24. The mutant neuroserpin or portion thereof of claim 3, wherein the mutant neuroserpin protein or a portion thereof comprises the amino acid sequence IAISRX1AVL, wherein X1 is an amino acid other than M.

25. The mutant neuroserpin or portion thereof of claim 4, wherein X1 selected from R, S, T, F, N, E, K, and D.

26. The mutant neuroserpin or portion thereof of any one of claims 21 to 25, wherein the has serine protease inhibition activity comprises inhibition of plasmin, tissue plasminogen activator and/or urokinase plasminogen activator.

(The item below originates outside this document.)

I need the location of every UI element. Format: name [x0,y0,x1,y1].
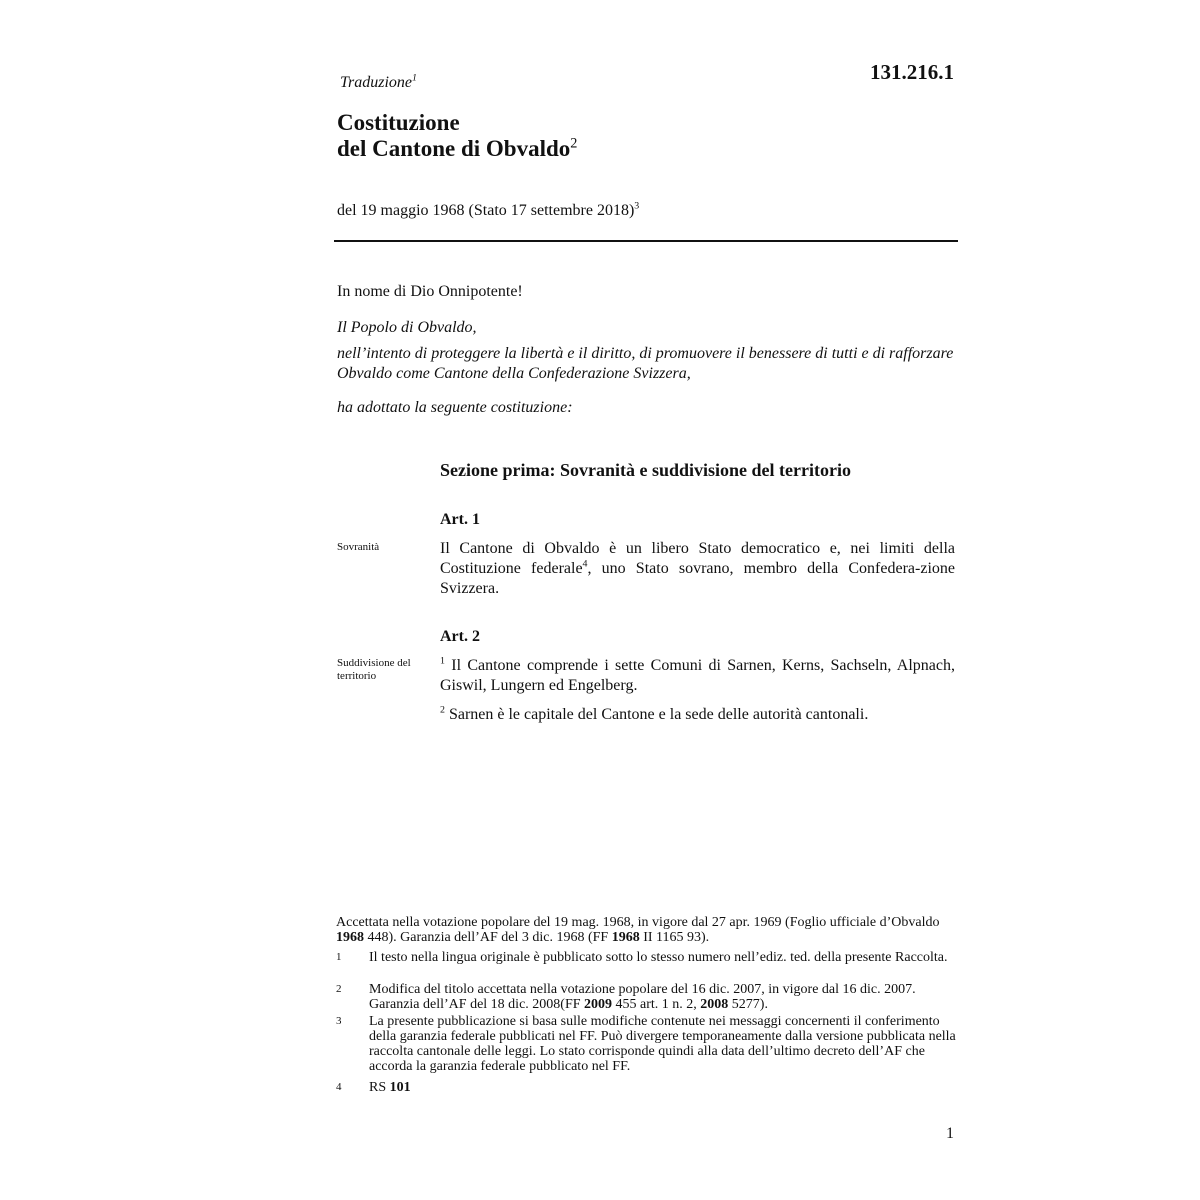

27. The mutant neuroserpin or portion thereof of any one of claim 21, 22, 24 or 25, wherein X1 is R.

28. The mutant neuroserpin or portion thereof of any one of claims 23 to 27, wherein the amino acid substitution is M363R.

29. The mutant neuroserpin or portion thereof of any one of claims 21 to 28, wherein the mutant neuroserpin comprises the amino acid sequence of SEQ ID NO: 2.

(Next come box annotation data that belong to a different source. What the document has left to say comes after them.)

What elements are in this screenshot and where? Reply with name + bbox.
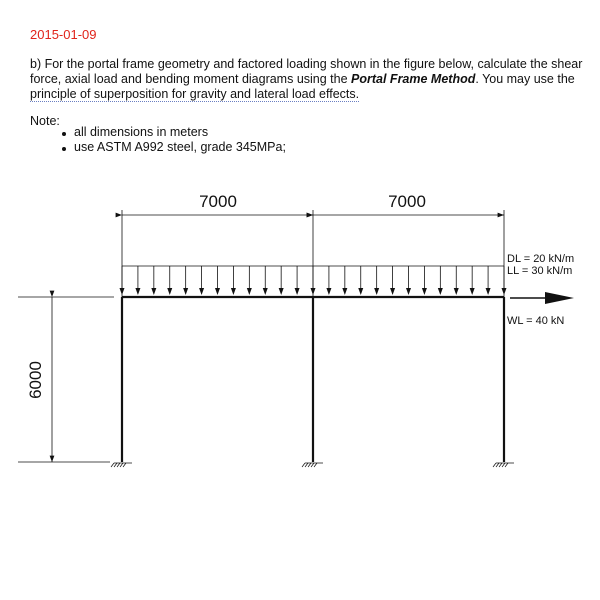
load-arrow-head	[215, 288, 220, 295]
support-hatch	[493, 463, 496, 467]
load-arrow-head	[120, 288, 125, 295]
live-load-label: LL = 30 kN/m	[507, 265, 573, 277]
load-arrow-head	[406, 288, 411, 295]
frame	[122, 297, 504, 462]
load-arrow-head	[374, 288, 379, 295]
load-arrow-head	[199, 288, 204, 295]
note-item: use ASTM A992 steel, grade 345MPa;	[60, 140, 286, 155]
support-hatch	[502, 463, 505, 467]
method-name: Portal Frame Method	[351, 72, 476, 86]
load-arrow-head	[167, 288, 172, 295]
dead-load-label: DL = 20 kN/m	[507, 253, 575, 265]
load-arrow-head	[390, 288, 395, 295]
load-arrow-head	[470, 288, 475, 295]
support-hatch	[114, 463, 117, 467]
load-arrow-head	[311, 288, 316, 295]
load-arrow-head	[438, 288, 443, 295]
load-arrow-head	[247, 288, 252, 295]
date-stamp: 2015-01-09	[30, 27, 97, 42]
support-hatch	[499, 463, 502, 467]
support-hatch	[302, 463, 305, 467]
support-hatching	[111, 463, 508, 467]
support-hatch	[311, 463, 314, 467]
wind-load-arrow	[510, 292, 574, 304]
load-arrow-head	[326, 288, 331, 295]
load-arrow-head	[135, 288, 140, 295]
load-arrow-head	[263, 288, 268, 295]
load-arrow-head	[454, 288, 459, 295]
note-item: all dimensions in meters	[60, 125, 286, 140]
support-hatch	[120, 463, 123, 467]
support-hatch	[496, 463, 499, 467]
question-line-1: b) For the portal frame geometry and factored loading shown in the figure below, calculate the shear	[30, 57, 583, 71]
span-left-label: 7000	[199, 192, 237, 211]
load-arrow-head	[422, 288, 427, 295]
load-arrow-head	[231, 288, 236, 295]
question-line-2-end: . You may use the	[475, 72, 575, 86]
support-hatch	[314, 463, 317, 467]
span-right-label: 7000	[388, 192, 426, 211]
wind-load-label: WL = 40 kN	[507, 315, 565, 327]
support-hatch	[305, 463, 308, 467]
support-hatch	[123, 463, 126, 467]
load-arrow-head	[486, 288, 491, 295]
load-arrow-head	[279, 288, 284, 295]
question-line-2-start: force, axial load and bending moment diagrams using the	[30, 72, 352, 86]
support-hatch	[111, 463, 114, 467]
load-arrow-head	[342, 288, 347, 295]
load-arrow-head	[151, 288, 156, 295]
load-arrow-head	[502, 288, 507, 295]
support-hatch	[505, 463, 508, 467]
height-label: 6000	[26, 361, 45, 399]
note-label: Note:	[30, 114, 60, 128]
load-arrow-head	[295, 288, 300, 295]
question-line-3-text: principle of superposition for gravity and lateral load effects.	[30, 87, 360, 101]
load-arrow-head	[183, 288, 188, 295]
support-hatch	[308, 463, 311, 467]
support-hatch	[117, 463, 120, 467]
distributed-load-arrows	[120, 266, 507, 295]
load-arrow-head	[358, 288, 363, 295]
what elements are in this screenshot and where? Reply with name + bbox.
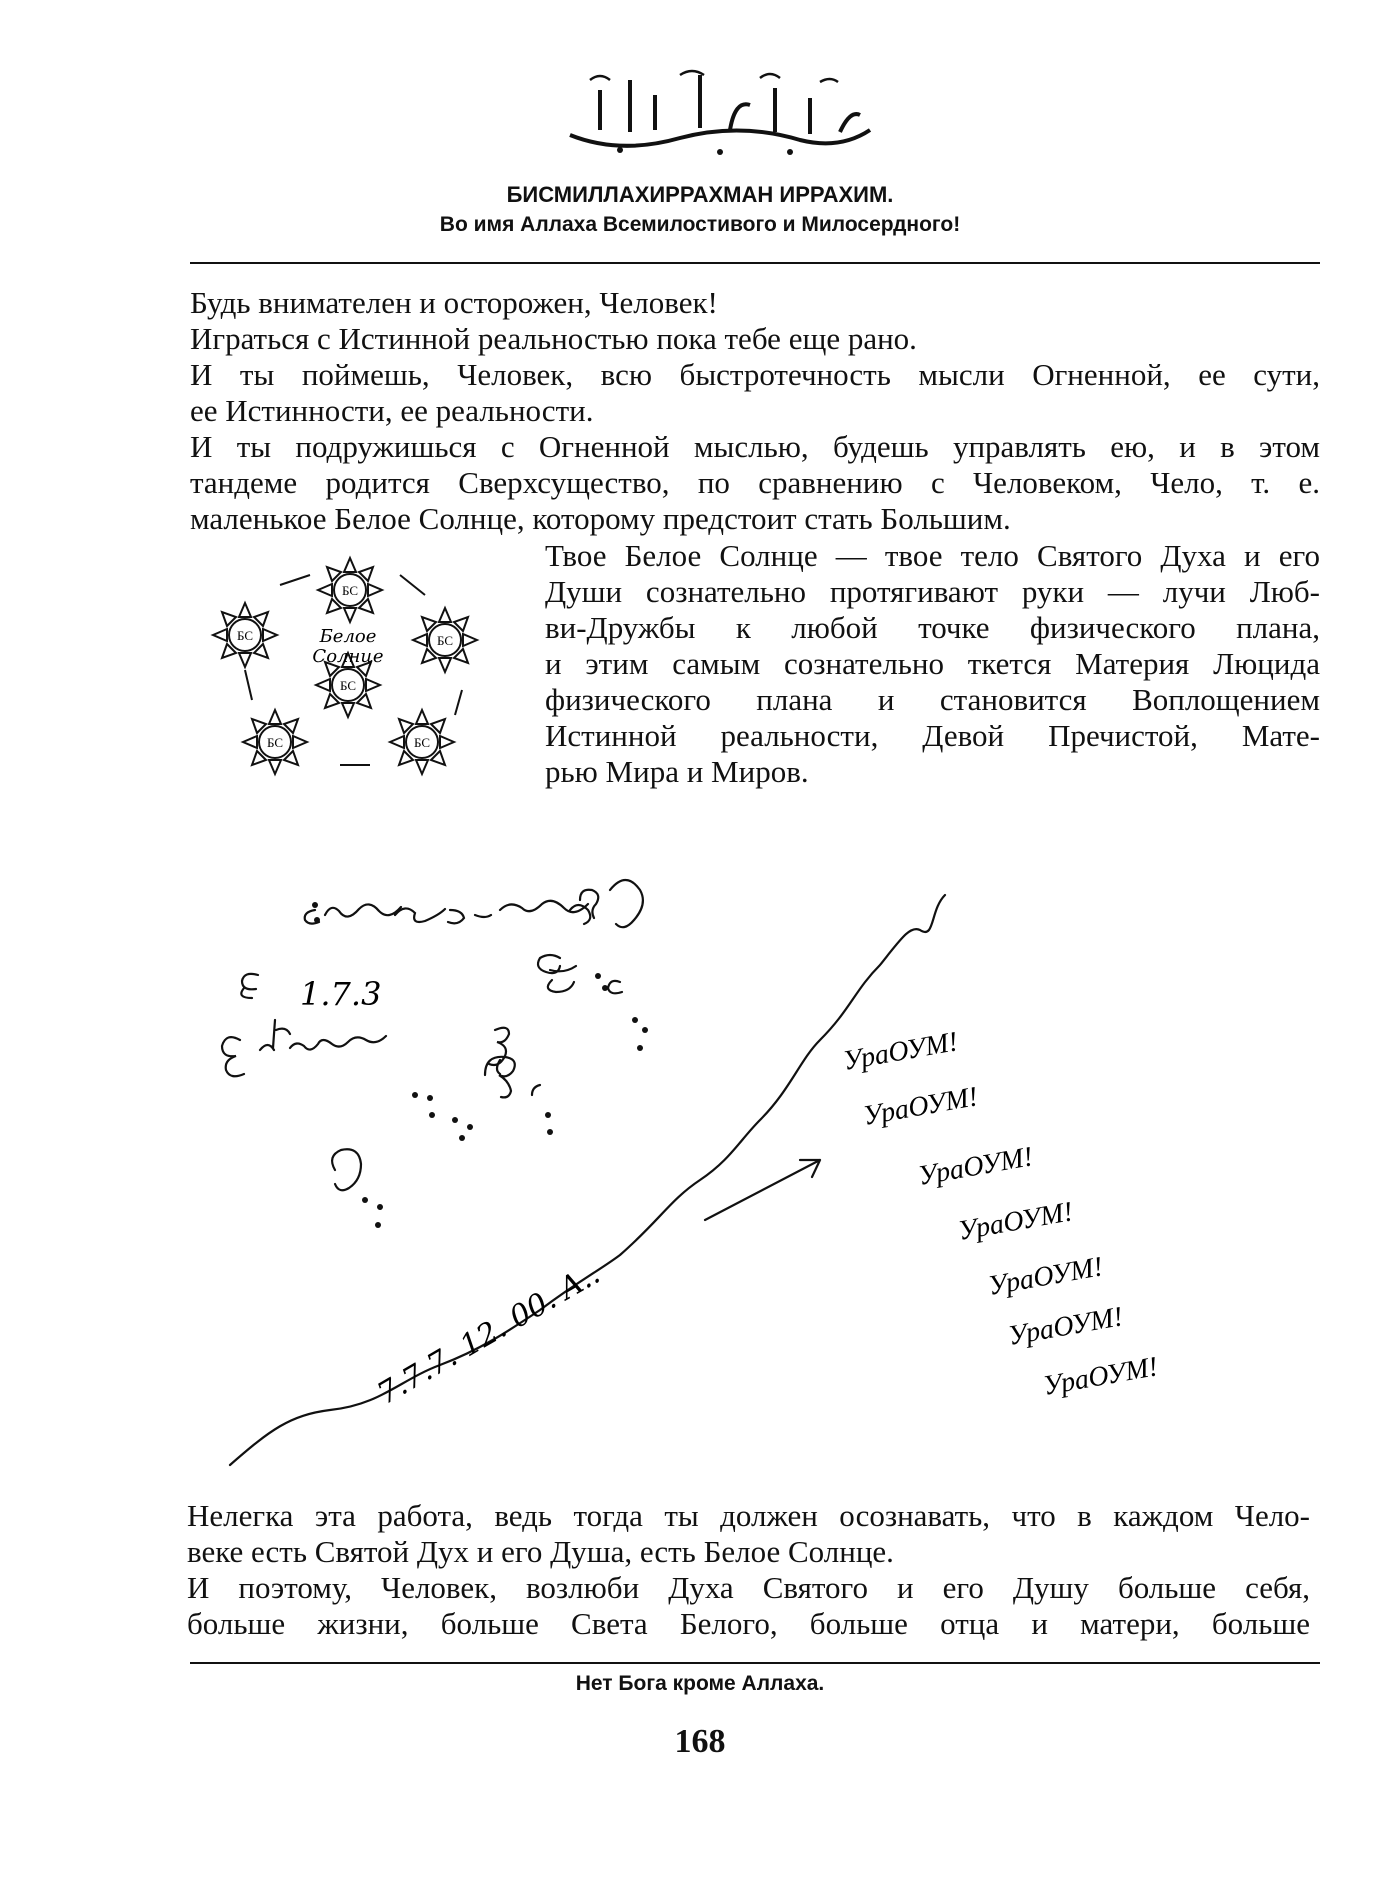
sun-left [213, 603, 277, 667]
header-title: БИСМИЛЛАХИРРАХМАН ИРРАХИМ. [506, 182, 894, 207]
text-line: Будь внимателен и осторожен, Человек! [190, 285, 718, 320]
white-sun-diagram [200, 550, 490, 780]
svg-text:БС: БС [341, 583, 359, 598]
text-line: Истинной реальности, Девой Пречистой, Мате- [545, 718, 1320, 753]
sun-bottom-right [390, 710, 454, 774]
text-line: Играться с Истинной реальностью пока тебе еще рано. [190, 321, 917, 356]
footer-text: Нет Бога кроме Аллаха. [575, 1672, 825, 1695]
body-top [190, 285, 1320, 537]
bismillah-calligraphy [560, 60, 880, 160]
cheer-line: УраОУМ! [840, 1026, 961, 1077]
svg-text:БС: БС [266, 735, 284, 750]
handwritten-line-numbers: 7.7.7. 12. 00. A.. [371, 1256, 607, 1412]
sun-bottom-left [243, 710, 307, 774]
text-line: Души сознательно протягивают руки — лучи Люб- [545, 574, 1320, 609]
svg-text:БС: БС [339, 678, 357, 693]
text-line: ви-Дружбы к любой точке физического плана, [545, 610, 1320, 645]
cheer-line: УраОУМ! [860, 1081, 981, 1132]
text-line: больше жизни, больше Света Белого, больше отца и матери, больше [187, 1606, 1310, 1641]
cheer-line: УраОУМ! [985, 1251, 1106, 1302]
cheers-list [841, 1026, 1160, 1402]
text-line: маленькое Белое Солнце, которому предстоит стать Большим. [190, 501, 1011, 536]
sun-center-label-1: Белое [319, 626, 377, 647]
text-line: рью Мира и Миров. [545, 754, 809, 789]
arrow-icon [705, 1160, 820, 1220]
cheer-line: УраОУМ! [1040, 1351, 1161, 1402]
text-line: Твое Белое Солнце — твое тело Святого Духа и его [545, 538, 1320, 573]
cheer-line: УраОУМ! [1005, 1301, 1126, 1352]
handwritten-number: 1.7.3 [300, 975, 382, 1013]
svg-text:БС: БС [436, 633, 454, 648]
dots [312, 902, 648, 1228]
svg-text:БС: БС [413, 735, 431, 750]
text-line: Нелегка эта работа, ведь тогда ты должен осознавать, что в каждом Чело- [187, 1498, 1310, 1533]
header-subtitle: Во имя Аллаха Всемилостивого и Милосердного! [439, 213, 961, 236]
handwritten-drawing [200, 870, 1250, 1470]
cheer-line: УраОУМ! [915, 1141, 1036, 1192]
sun-right [413, 608, 477, 672]
text-line: ее Истинности, ее реальности. [190, 393, 594, 428]
body-side [545, 538, 1320, 790]
sun-top [318, 558, 382, 622]
text-line: веке есть Святой Дух и его Душа, есть Белое Солнце. [187, 1534, 894, 1569]
text-line: и этим самым сознательно ткется Материя Люцида [545, 646, 1320, 681]
sun-center-label-2: Солнце [312, 646, 384, 667]
text-line: И ты подружишься с Огненной мыслью, будешь управлять ею, и в этом [190, 429, 1320, 464]
footer-divider [190, 1662, 1320, 1664]
cheer-line: УраОУМ! [955, 1196, 1076, 1247]
text-line: физического плана и становится Воплощением [545, 682, 1320, 717]
text-line: тандеме родится Сверхсущество, по сравнению с Человеком, Чело, т. е. [190, 465, 1320, 500]
body-bottom [187, 1498, 1310, 1642]
page-number: 168 [674, 1723, 726, 1760]
svg-text:БС: БС [236, 628, 254, 643]
text-line: И поэтому, Человек, возлюби Духа Святого и его Душу больше себя, [187, 1570, 1310, 1605]
header-divider [190, 262, 1320, 264]
text-line: И ты поймешь, Человек, всю быстротечность мысли Огненной, ее сути, [190, 357, 1320, 392]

30. The mutant neuroserpin or portion thereof of any one of claims 21 to 29, wherein the mutant neuroserpin consists essentially of the amino acid sequence of SEQ ID NO: 2.

31. A viral particle comprising the viral vector of any one of claims 15-20.

32. A pharmaceutical composition comprising the nucleic acid of any one of claims 1-14, the vector of any one of claims 15-20, the viral particle of claim 31, or the mutant neuroserpin protein or portion thereof of any one of claims 21-30.

33. A method of treating or preventing a condition associated with elevated plasmin activity in a subject, comprising administering an effective amount of the nucleic acid of any one of claims 1-14, the vector of any one of claims 15-20, the viral particle of claim 31, the mutant neuroserpin protein or portion thereof of any one of claims 21-30, or the composition of claim 32.

34. The method of claim 33, wherein the nucleic acid is expressed in RGCs of the subject.

35. The method of claim 33 or 34, wherein the condition is glaucoma.

36. A method of reducing or preventing retinal ganglion cell degeneration and/or optic nerve head excavation in a subject, comprising administering an effective amount of the nucleic acid of any one of claims 1-14, the vector of any one of claims 15-20, the viral particle of claim 31, the mutant neuroserpin protein or portion thereof of any one of claims 21-30, or the composition of claim 32.

37. A host cell comprising the vector of claim 15.